On August 14, GOP members of the House Financial Services Committee sent a letter to CFPB Director Rohit Chopra voicing concerns about the CFPB’s proposed rule to ban the use of medical information for credit eligibility determinations. As previously covered by InfoBytes, the CFPB’s proposed rule would amend the FCRA to remove the medical financial information exception thus limiting the credit reporting of medical debt. In their letter, the GOP Congress members argued the CFPB’s proposal would weaken the accuracy and completeness of consumer credit reports, increasing risk in the financial system and causing negative effects on the availability of credit.
The letter noted that in the 50 years since the FCRA was enacted, creditors have been allowed to use medical debt information to determine credit eligibility. The letter noted that, in 2003, Congress acknowledged that medical debt information was “beneficial to understanding the full picture” of a consumer’s financial situation when enacting privacy protections for the use of such information. GOP members suggested that the proposed rule may be supported by current political biases, pointing out that the CFPB has had the authority to amend Regulation V, which permits creditors to use medical information for over a decade but only now seeks to prohibit the inclusion of medical debt on credit reports.
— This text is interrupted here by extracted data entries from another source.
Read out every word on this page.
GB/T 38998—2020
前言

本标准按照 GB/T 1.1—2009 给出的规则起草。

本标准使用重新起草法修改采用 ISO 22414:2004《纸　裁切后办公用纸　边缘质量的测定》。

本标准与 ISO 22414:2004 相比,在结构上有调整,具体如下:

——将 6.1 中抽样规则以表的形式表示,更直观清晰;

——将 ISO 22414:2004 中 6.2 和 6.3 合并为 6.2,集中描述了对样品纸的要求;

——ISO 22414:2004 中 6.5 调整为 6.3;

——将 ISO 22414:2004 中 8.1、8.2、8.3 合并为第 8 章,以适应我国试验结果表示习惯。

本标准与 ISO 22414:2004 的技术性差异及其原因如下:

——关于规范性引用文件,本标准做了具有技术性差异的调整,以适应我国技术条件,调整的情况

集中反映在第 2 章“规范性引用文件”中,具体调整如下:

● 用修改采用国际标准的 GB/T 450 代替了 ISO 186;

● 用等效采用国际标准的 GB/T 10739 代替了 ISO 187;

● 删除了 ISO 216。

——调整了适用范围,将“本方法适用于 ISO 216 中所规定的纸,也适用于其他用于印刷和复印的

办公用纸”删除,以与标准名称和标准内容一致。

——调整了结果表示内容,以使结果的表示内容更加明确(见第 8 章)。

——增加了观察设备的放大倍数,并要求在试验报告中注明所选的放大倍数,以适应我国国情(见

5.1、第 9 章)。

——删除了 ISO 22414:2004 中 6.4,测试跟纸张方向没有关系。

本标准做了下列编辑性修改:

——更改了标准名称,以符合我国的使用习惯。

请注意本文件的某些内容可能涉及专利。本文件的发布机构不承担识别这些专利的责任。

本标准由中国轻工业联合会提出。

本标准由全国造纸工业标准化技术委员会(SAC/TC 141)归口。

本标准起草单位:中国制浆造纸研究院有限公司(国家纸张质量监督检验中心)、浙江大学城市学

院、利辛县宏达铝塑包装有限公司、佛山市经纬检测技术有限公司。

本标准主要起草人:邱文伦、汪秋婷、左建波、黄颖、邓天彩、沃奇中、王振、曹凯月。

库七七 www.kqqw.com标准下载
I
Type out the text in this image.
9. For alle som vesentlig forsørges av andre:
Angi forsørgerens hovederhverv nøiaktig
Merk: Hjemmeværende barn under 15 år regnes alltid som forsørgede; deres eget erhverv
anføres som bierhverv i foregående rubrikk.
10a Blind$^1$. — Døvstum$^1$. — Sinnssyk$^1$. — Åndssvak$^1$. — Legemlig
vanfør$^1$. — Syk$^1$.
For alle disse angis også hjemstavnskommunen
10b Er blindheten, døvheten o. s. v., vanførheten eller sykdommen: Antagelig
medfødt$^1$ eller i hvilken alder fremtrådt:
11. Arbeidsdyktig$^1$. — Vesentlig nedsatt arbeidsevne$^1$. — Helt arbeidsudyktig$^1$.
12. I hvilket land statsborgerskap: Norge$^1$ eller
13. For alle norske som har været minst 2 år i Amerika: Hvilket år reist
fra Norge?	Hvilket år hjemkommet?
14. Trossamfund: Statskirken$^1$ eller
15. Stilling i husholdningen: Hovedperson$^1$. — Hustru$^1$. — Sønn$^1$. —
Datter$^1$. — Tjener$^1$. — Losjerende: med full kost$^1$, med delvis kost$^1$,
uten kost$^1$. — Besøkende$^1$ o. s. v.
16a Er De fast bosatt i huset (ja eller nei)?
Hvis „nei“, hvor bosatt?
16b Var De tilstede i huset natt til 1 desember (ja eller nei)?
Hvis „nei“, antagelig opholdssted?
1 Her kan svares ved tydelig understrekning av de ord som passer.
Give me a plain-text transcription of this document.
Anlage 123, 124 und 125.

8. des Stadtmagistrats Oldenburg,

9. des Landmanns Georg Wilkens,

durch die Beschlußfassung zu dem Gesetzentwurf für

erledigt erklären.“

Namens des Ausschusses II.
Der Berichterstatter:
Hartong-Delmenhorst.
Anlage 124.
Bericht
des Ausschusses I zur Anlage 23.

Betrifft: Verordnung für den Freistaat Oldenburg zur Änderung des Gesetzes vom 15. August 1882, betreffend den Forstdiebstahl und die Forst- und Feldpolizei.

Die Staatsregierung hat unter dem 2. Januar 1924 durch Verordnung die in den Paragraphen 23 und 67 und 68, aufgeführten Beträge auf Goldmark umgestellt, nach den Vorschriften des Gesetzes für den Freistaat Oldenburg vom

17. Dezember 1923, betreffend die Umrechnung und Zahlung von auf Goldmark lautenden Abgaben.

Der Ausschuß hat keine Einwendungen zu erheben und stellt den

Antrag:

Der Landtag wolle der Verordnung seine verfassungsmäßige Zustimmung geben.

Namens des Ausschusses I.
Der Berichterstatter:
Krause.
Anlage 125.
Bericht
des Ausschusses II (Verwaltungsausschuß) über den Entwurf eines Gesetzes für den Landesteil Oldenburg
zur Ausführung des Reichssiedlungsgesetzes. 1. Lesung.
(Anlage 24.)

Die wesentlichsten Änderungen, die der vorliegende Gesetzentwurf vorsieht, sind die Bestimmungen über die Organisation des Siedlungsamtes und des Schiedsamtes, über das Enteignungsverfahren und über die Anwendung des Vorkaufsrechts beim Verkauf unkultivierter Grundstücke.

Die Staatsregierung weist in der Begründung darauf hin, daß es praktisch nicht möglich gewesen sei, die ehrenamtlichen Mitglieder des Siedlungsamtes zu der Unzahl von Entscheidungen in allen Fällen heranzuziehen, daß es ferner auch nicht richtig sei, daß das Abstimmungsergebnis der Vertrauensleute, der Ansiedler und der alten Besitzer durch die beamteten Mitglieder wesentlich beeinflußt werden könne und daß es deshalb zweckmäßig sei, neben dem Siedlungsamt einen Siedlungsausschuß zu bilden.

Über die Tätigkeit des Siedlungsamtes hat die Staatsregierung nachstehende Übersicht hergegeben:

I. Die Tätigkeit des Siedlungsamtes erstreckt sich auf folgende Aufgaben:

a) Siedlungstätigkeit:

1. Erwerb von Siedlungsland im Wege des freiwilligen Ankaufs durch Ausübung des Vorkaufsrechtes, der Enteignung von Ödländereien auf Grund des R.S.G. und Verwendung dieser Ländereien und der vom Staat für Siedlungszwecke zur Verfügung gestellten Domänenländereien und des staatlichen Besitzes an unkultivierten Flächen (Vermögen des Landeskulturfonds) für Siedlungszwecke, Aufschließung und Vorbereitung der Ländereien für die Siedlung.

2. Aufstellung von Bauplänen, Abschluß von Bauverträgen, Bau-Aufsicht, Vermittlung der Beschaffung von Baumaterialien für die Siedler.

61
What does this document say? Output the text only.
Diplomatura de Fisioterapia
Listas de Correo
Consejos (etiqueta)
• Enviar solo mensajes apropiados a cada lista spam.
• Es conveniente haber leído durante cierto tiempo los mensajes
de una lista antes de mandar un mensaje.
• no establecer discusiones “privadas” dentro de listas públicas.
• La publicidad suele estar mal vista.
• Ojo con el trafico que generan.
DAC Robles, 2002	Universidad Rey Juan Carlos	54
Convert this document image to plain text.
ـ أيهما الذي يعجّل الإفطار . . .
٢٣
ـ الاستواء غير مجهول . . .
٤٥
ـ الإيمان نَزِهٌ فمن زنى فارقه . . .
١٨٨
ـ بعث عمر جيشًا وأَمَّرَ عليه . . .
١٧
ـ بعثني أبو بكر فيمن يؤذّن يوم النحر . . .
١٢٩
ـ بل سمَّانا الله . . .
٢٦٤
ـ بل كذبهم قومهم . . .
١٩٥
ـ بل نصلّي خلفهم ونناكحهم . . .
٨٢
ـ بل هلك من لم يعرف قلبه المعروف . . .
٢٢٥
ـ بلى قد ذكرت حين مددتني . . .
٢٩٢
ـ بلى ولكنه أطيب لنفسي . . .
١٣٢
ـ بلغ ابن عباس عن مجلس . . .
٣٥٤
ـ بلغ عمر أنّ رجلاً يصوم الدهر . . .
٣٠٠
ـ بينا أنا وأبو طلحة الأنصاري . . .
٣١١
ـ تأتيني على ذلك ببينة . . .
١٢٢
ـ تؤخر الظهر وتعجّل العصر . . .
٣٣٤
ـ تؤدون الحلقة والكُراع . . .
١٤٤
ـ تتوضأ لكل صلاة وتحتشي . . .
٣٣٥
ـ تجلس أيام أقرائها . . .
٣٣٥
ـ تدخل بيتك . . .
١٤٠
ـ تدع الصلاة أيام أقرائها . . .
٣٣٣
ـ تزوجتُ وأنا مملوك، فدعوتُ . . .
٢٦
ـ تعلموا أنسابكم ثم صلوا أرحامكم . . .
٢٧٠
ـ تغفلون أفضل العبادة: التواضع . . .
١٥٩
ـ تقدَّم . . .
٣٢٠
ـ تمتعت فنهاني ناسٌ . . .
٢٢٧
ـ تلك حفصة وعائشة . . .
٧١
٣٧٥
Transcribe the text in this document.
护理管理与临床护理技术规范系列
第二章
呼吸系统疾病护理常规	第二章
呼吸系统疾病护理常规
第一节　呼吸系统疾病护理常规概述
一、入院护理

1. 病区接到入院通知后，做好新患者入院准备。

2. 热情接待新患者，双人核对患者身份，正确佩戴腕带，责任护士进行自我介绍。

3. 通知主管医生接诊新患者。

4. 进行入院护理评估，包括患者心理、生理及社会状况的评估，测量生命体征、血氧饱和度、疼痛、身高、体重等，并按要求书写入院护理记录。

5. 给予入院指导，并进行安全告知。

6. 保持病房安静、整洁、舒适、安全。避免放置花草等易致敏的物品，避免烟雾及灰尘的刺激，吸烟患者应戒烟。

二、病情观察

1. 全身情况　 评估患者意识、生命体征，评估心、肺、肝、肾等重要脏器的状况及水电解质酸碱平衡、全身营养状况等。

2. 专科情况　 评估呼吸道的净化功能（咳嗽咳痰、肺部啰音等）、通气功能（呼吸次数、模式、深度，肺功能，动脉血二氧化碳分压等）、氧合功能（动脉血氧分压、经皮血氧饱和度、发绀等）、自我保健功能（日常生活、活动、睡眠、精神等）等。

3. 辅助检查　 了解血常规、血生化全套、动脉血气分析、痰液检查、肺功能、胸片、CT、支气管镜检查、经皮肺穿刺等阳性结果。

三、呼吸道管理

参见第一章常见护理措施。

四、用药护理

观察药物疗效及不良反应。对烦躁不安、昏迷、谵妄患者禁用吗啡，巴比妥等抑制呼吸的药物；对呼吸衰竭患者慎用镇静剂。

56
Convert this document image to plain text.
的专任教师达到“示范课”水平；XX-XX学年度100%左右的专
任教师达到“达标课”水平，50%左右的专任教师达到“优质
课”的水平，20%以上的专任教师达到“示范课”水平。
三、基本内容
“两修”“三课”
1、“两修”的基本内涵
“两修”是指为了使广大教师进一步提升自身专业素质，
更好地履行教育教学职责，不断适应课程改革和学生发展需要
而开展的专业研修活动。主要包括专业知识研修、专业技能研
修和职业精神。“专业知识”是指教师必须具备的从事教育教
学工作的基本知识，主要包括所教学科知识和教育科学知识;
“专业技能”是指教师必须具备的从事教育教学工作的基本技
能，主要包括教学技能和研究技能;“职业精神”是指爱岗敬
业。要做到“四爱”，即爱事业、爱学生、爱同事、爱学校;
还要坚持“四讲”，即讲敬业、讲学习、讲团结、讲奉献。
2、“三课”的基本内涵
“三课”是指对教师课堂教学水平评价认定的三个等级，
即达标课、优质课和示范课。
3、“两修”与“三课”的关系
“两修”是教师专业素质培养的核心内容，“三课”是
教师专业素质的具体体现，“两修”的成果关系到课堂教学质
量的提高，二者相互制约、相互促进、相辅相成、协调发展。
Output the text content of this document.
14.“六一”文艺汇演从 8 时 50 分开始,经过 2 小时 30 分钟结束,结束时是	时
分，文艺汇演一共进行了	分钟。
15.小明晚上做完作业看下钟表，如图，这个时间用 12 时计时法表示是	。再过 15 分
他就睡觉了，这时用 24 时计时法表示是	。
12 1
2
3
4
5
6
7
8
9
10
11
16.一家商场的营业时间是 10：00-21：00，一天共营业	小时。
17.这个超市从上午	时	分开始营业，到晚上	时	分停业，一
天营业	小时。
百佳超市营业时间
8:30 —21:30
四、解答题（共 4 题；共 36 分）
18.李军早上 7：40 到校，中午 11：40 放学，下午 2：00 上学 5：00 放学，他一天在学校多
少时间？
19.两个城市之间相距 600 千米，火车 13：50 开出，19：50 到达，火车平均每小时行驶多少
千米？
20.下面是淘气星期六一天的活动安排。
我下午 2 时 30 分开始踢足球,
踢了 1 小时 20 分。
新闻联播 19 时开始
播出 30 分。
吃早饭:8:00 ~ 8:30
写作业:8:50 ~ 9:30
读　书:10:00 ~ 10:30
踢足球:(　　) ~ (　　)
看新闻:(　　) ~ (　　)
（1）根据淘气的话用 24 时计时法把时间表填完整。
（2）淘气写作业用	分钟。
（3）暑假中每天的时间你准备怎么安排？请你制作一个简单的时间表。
In their primary argument opposing the proposed rule, GOP members stated the CFPB did not provide sufficient data to support the claim that there were more inaccuracies in reporting medical debt than other types of debt. They also argued that the existence of some inaccuracies in medical debt reporting should not prevent creditors from knowing the debt burden of potential borrowers, particularly considering available dispute processes under the FCRA. Additionally, the members argued that the CFPB failed to provide evidence that medical debt information was insufficiently predictive to justify exclusion from credit reports.
Finally, the members argued that the proposed rule might have unintended consequences, such as making it more difficult for borrowers, especially low-income borrowers, to obtain credit and to increase the cost of medical procedures to compensate providers for increased difficulty in collecting on medical debt.